5 security, 1 wired equivalent privacy (wep), 1 cisco fast secure roaming (fsr) – Polycom H340 User Manual

23

© 2010 Polycom, Inc. All rights reserved. POLYCOM

®

, the Polycom “Triangles” logo and the names and marks associated with Polycom’s products are trademarks and/or service marks of Polycom, Inc.

and are registered and/or common law marks in the United States and various other countries. All other trademarks are property of their respective owners. No portion hereof may be reproduced or

transmitted in any form or by any means for any purpose other than the recipient’s personal use without the express written permission of Polycom

Deploying SpectraLink e340, h340 and i640 Wireless Telephones

BEST PRACTICES GUIDE

October 2010

5 Security

Proper security provisions are critical for any enterprise Wi-Fi network. Wireless technology does not provide any

physical barrier from malicious attackers since radio waves penetrate walls and can be monitored and accessed from

outside the facility. The extent of security measures used is typically proportional to the value of the information

accessible on the network. The security risk for VoWLAN is not limited to the typical wired telephony concerns of

eavesdropping on telephone calls or making unauthorized toll calls, but is equivalent to the security risk of the data

network that connects to the APs. Different security options are supported on SpectraLink Wireless Telephones.

Determining the proper level of security should be based on identified risks, corporate policy and an understanding of

the pros and cons of the available security methods.

5.1 Wired Equivalent Privacy (WEP)

SpectraLink Wireless Telephones support Wired Equivalent Privacy (WEP) encryption as defined by the 802.11

standard. The handsets can use either 40-bit or 128-bit key lengths. WEP is intended to provide the same level of

security over a wireless LAN as on a wired Ethernet LAN. Although security flaws have been identified, WEP still

provides strong encryption that requires an experienced and dedicated hacker to break. While WEP is often not an

acceptable option for many high security or privacy focused enterprises, it is still useful and provides reasonable

performance for voice due to the shortened (quicker) key exchange process.

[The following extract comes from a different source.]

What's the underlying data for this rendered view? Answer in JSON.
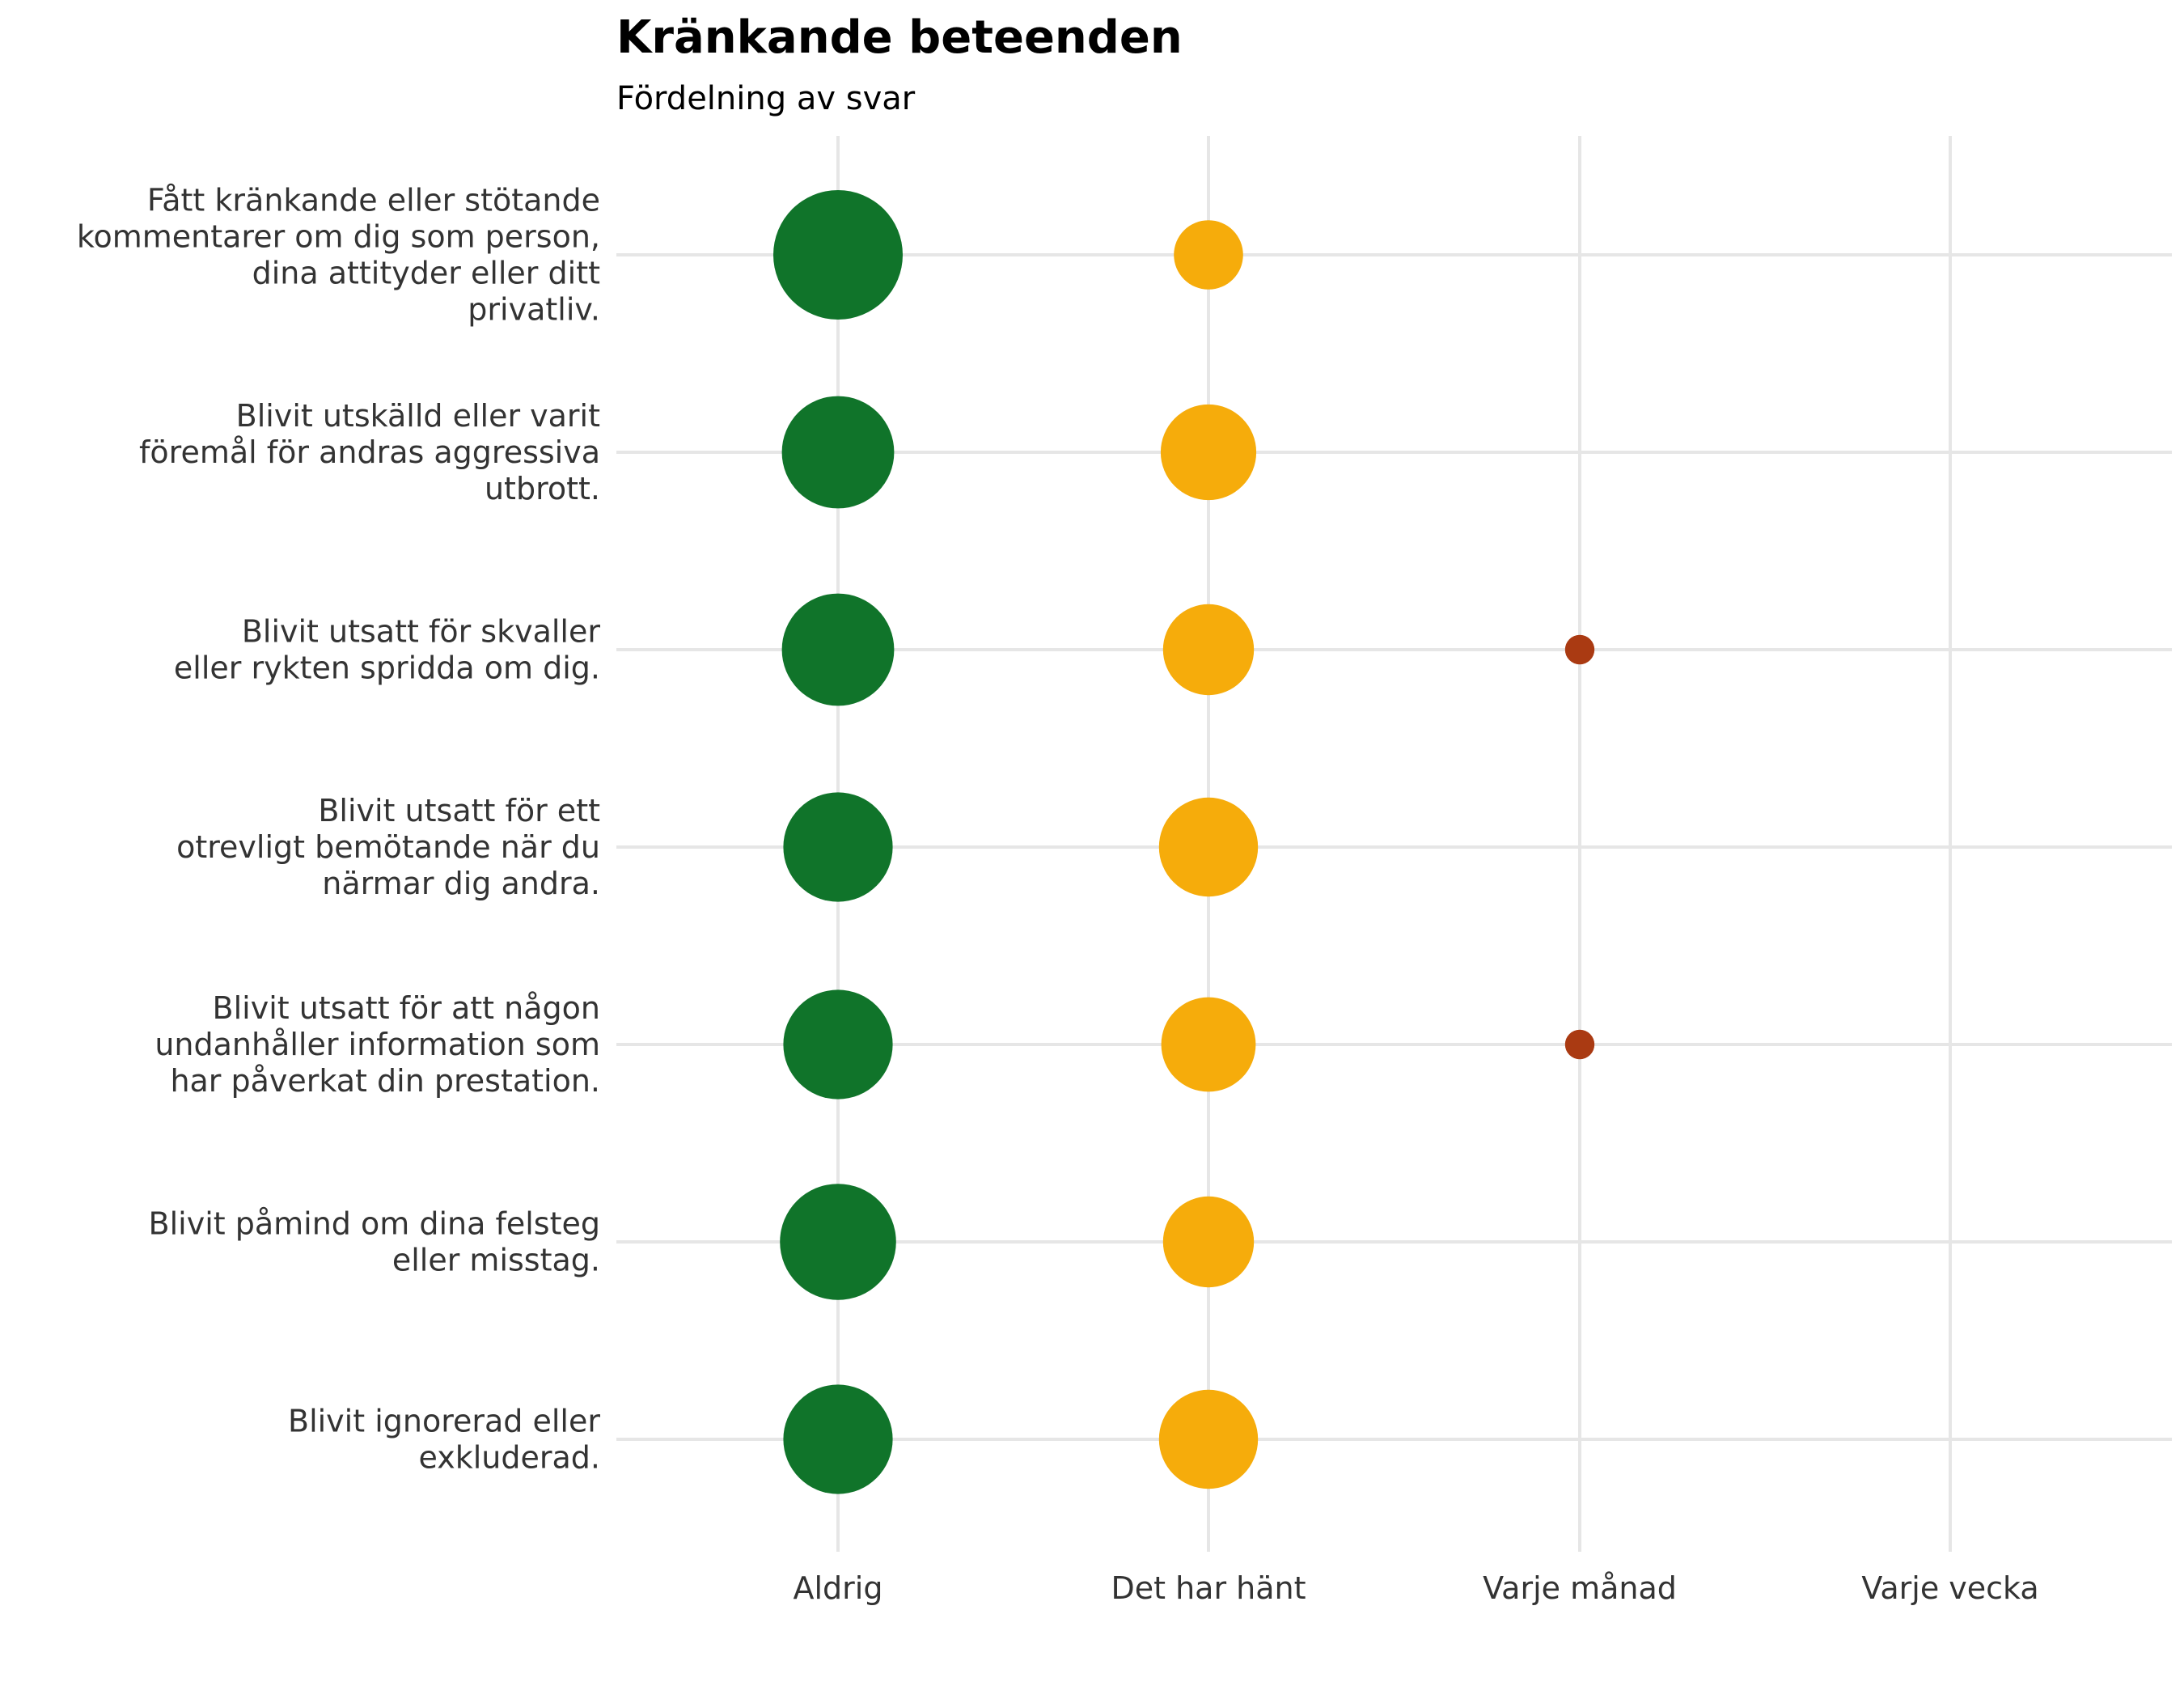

5.2 Wi-Fi Protected Access (WPA) Personal, WPA2 Personal

Recognizing the need for stronger security standards beyond WEP, the IEEE developed the 802.11i standard, which

includes stronger encryption, key management, and authentication mechanisms. Wi-Fi Protected Access (WPA) is

based on draft 3.0 of the 802.11i specification and uses TKIP (Temporal Key Integrity Protocol) encryption. WPA2 is

based on the ratified 802.11i standard. The major enhancement of WPA2 over WPA is the inclusion of the Advanced

Encryption Standard (AES), which is widely accepted as one of the most secure encryption algorithms available.

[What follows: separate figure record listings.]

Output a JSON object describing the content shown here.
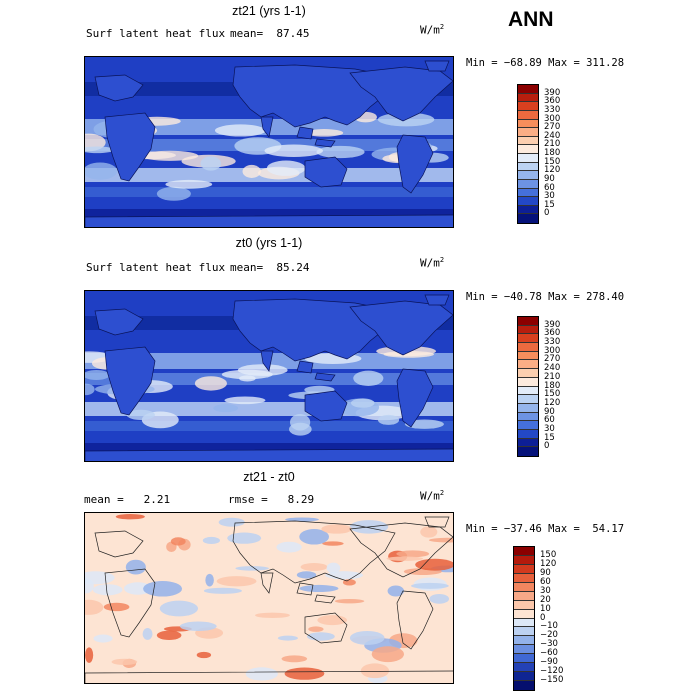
{
  "season": "ANN",
  "panels": [
    {
      "title": "zt21 (yrs 1-1)",
      "subtitle_left": "Surf latent heat flux",
      "subtitle_mid": "mean=  87.45",
      "units": "W/m",
      "units_sup": "2",
      "stats": "Min = −68.89 Max = 311.28",
      "colorbar": {
        "labels": [
          "390",
          "360",
          "330",
          "300",
          "270",
          "240",
          "210",
          "180",
          "150",
          "120",
          "90",
          "60",
          "30",
          "15",
          "0"
        ],
        "colors": [
          "#8b0000",
          "#b81e0e",
          "#d9401f",
          "#ed6a3f",
          "#f78e5c",
          "#fbae86",
          "#fccfb0",
          "#fdebde",
          "#e3ecf9",
          "#bcd3f3",
          "#95b5ec",
          "#6d93e3",
          "#4570db",
          "#2348c6",
          "#0d1f96",
          "#05127a"
        ]
      },
      "map_style": "flux"
    },
    {
      "title": "zt0 (yrs 1-1)",
      "subtitle_left": "Surf latent heat flux",
      "subtitle_mid": "mean=  85.24",
      "units": "W/m",
      "units_sup": "2",
      "stats": "Min = −40.78 Max = 278.40",
      "colorbar": {
        "labels": [
          "390",
          "360",
          "330",
          "300",
          "270",
          "240",
          "210",
          "180",
          "150",
          "120",
          "90",
          "60",
          "30",
          "15",
          "0"
        ],
        "colors": [
          "#8b0000",
          "#b81e0e",
          "#d9401f",
          "#ed6a3f",
          "#f78e5c",
          "#fbae86",
          "#fccfb0",
          "#fdebde",
          "#e3ecf9",
          "#bcd3f3",
          "#95b5ec",
          "#6d93e3",
          "#4570db",
          "#2348c6",
          "#0d1f96",
          "#05127a"
        ]
      },
      "map_style": "flux"
    },
    {
      "title": "zt21 - zt0",
      "subtitle_left": "mean =   2.21",
      "subtitle_mid": "rmse =   8.29",
      "units": "W/m",
      "units_sup": "2",
      "stats": "Min = −37.46 Max =  54.17",
      "colorbar": {
        "labels": [
          "150",
          "120",
          "90",
          "60",
          "30",
          "20",
          "10",
          "0",
          "−10",
          "−20",
          "−30",
          "−60",
          "−90",
          "−120",
          "−150"
        ],
        "colors": [
          "#8b0000",
          "#b51a0c",
          "#d33a1e",
          "#e7603b",
          "#f2865f",
          "#f7a887",
          "#fbc7ab",
          "#fde4d3",
          "#dde8f7",
          "#bcd1f1",
          "#93b2ea",
          "#6b8fe1",
          "#4068d4",
          "#2442b6",
          "#0f2593",
          "#050f6e"
        ]
      },
      "map_style": "diff"
    }
  ]
}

Personal mode uses a password-based authentication method called Pre-Shared Key (PSK). Personal mode is

good for time-sensitive applications such as voice, because the key exchange sequence is limited and does not

adversely affect roaming between APs. The PSK can be entered in hexadecimal or as an ASCII passphrase from

the handset’s administration menu or the HAT. The handset supports both WPA Personal and WPA2 Personal

modes.

5.2.1 Cisco Fast Secure Roaming (FSR)

Cisco’s Fast Secure Roaming (FSR) mechanism uses a combination of standards-based and proprietary security

components including Cisco Client Key Management (CCKM), LEAP authentication, Michael message integrity

check (MIC) and Temporal Key Integrity Protocol (TKIP). FSR provides strong security measures for authentication,

privacy and data integrity along with fast AP roaming on Cisco APs.

5.3 Using Virtual LANs

Virtual LANs (VLANs) can be used to segregate traffic into different security classes. By using separate VLANs, data

traffic can utilize the most robust but processing-intensive wireless security methods. In order for voice to operate

efficiently in a WLAN, it is critical that it be separated from the data traffic by using VLANs, mapped to WLAN SSIDs.

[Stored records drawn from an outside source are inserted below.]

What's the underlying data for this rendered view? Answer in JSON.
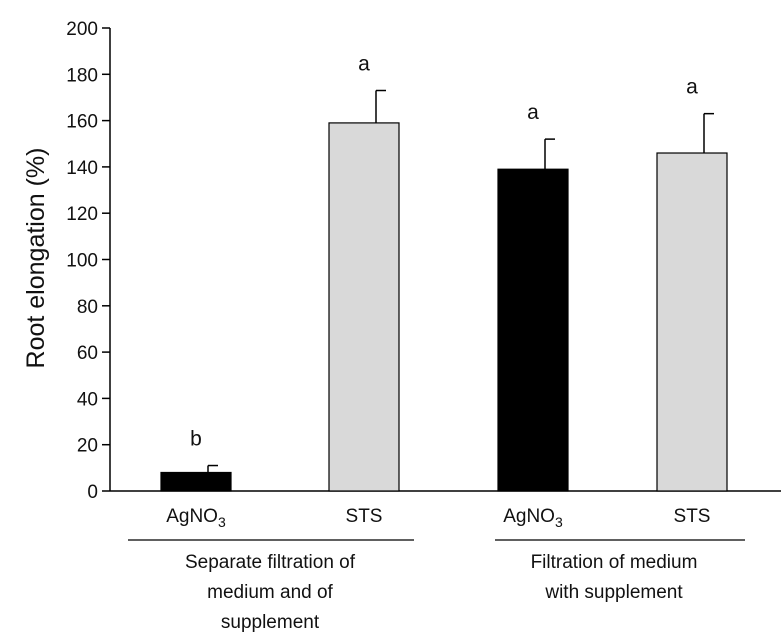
{
  "chart_data": {
    "type": "bar",
    "ylabel": "Root elongation (%)",
    "ylim": [
      0,
      200
    ],
    "yticks": [
      0,
      20,
      40,
      60,
      80,
      100,
      120,
      140,
      160,
      180,
      200
    ],
    "grid": false,
    "bars": [
      {
        "category": "AgNO3",
        "label_main": "AgNO",
        "label_sub": "3",
        "value": 8,
        "error": 3,
        "significance": "b",
        "color": "#000000",
        "group": 0
      },
      {
        "category": "STS",
        "label_main": "STS",
        "label_sub": "",
        "value": 159,
        "error": 14,
        "significance": "a",
        "color": "#d9d9d9",
        "group": 0
      },
      {
        "category": "AgNO3",
        "label_main": "AgNO",
        "label_sub": "3",
        "value": 139,
        "error": 13,
        "significance": "a",
        "color": "#000000",
        "group": 1
      },
      {
        "category": "STS",
        "label_main": "STS",
        "label_sub": "",
        "value": 146,
        "error": 17,
        "significance": "a",
        "color": "#d9d9d9",
        "group": 1
      }
    ],
    "groups": [
      {
        "lines": [
          "Separate filtration of",
          "medium and of",
          "supplement"
        ]
      },
      {
        "lines": [
          "Filtration of medium",
          "with supplement"
        ]
      }
    ]
  }
}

The 802.1Q standard establishes a method for inserting VLAN membership information into Ethernet frames via

header-information tags. SpectraLink infrastructure equipment and SVP do not generate or forward these tags, but

are otherwise compatible with 802.1Q up to the Ethernet switch ports used for the SpectraLink equipment.

5.4 MAC Filtering and Authentication

Most access points can be configured to allow or deny association of wireless clients based on their unique MAC

address, which can be used as a method of securing the WLAN. This process generally works well, but can cause

some performance issues on some APs and is never recommended when using voice on a WLAN.